A vaccine against COVID-19 is entering its final stage of testing following promising results, according to Dr Anthony Fauci, the US government’s top infectious disease expert, who said: “No matter how you slice this, this is good news.”
Developed at the National Institutes of Health and Moderna Inc, the crucial stage of the trial begins around July 27 - a 30,000-person study, to find out if the injections are strong enough to protect against coronavirus.
The first 45 volunteers who underwent testing with the vaccine were found to have had an immune system boost, as scientists had hoped.
Those volunteers, who were given the vaccine in March, developed neutralising antibodies in their bloodstream, at levels comparable to those who have survived COVID-19, according to the research team, in a report in the New England Journal of Medicine.
“This is an essential building block that is needed to move forward with the trials that could actually determine whether the vaccine does protect against infection,” said Dr Lisa Jackson of the Kaiser Permanente Washington Research Institute in Seattle, who led the study.
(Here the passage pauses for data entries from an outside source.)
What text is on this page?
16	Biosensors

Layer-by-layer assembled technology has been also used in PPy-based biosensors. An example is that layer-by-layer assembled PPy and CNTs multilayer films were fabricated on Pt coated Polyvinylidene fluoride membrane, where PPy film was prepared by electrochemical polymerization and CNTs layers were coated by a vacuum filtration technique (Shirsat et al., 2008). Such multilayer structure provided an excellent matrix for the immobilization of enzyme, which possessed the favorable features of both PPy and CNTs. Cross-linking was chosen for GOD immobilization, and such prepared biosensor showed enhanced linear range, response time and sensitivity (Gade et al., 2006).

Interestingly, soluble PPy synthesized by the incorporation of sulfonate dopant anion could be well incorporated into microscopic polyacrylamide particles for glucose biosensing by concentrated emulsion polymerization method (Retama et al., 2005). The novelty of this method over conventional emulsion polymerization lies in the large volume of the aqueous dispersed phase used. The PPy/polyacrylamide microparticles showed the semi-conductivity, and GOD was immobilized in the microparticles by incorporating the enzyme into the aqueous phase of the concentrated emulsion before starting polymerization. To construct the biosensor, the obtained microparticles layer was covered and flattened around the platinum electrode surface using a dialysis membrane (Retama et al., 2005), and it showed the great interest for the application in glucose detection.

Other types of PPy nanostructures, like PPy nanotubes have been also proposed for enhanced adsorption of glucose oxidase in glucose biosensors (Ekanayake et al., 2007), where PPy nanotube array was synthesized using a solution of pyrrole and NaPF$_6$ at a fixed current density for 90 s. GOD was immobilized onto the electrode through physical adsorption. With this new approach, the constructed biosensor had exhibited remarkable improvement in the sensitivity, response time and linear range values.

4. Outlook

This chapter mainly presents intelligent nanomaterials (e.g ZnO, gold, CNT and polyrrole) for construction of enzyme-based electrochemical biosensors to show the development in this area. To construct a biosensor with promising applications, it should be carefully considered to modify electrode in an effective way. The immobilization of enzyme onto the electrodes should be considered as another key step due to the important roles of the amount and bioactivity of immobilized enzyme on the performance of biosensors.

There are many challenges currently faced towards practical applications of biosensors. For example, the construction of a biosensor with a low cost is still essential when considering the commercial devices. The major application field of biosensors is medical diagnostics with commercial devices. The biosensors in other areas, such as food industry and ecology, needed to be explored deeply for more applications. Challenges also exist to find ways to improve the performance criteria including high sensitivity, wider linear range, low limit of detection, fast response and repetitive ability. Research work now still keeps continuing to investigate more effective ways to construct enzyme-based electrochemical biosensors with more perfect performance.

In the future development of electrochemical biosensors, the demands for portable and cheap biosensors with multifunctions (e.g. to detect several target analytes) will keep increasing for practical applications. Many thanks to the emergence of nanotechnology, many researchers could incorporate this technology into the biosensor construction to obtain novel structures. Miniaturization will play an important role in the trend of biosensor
There is no guarantee but the government hopes to have results around the end of the year, which is a record-setting speed for developing a vaccine.
More than half of the volunteers reported getting flu-like symptoms - such as fatigue, headache, chills and fever - which are not uncommon with other vaccinations. Researchers said the reactions last about a day and occur right after the vaccination.
The results of the study, released on Tuesday, only include younger adults. For older adults who have taken part, the results are not yet public.
Meanwhile, Russia announced on Wednesday it had completed first clinical trials of a vaccine at the Russian Ministry of Defence and the Nikolai Gamalaya Research Centre for Epidemiology and Microbiology.
The trials, which began in mid-June, involved volunteers consisting mainly of Russian military personnel, but also civilians.
The first group of 18 volunteers "has finished its participation and left the hospital," the Russian Ministry of Defense said Wednesday in a statement.
The volunteers spent 28 days in hospital after the vaccination, undergoing daily examinations.
During this period, the vital functions of their bodies remained "within the limits of normal", without "any serious adverse effects or complications being recorded", the statement said.
"Their immunity is good, the antibodies are being formed and they are protected against the coronavirus," said Svetlana Voltchikhina, a medical therapist who is co-leading the tests, in a video broadcast by the Ministry of Defence.
Nearly two dozen possible COVID-19 vaccines are in various stages of testing around the world. Candidates from China and the University of Oxford are also entering final testing stages.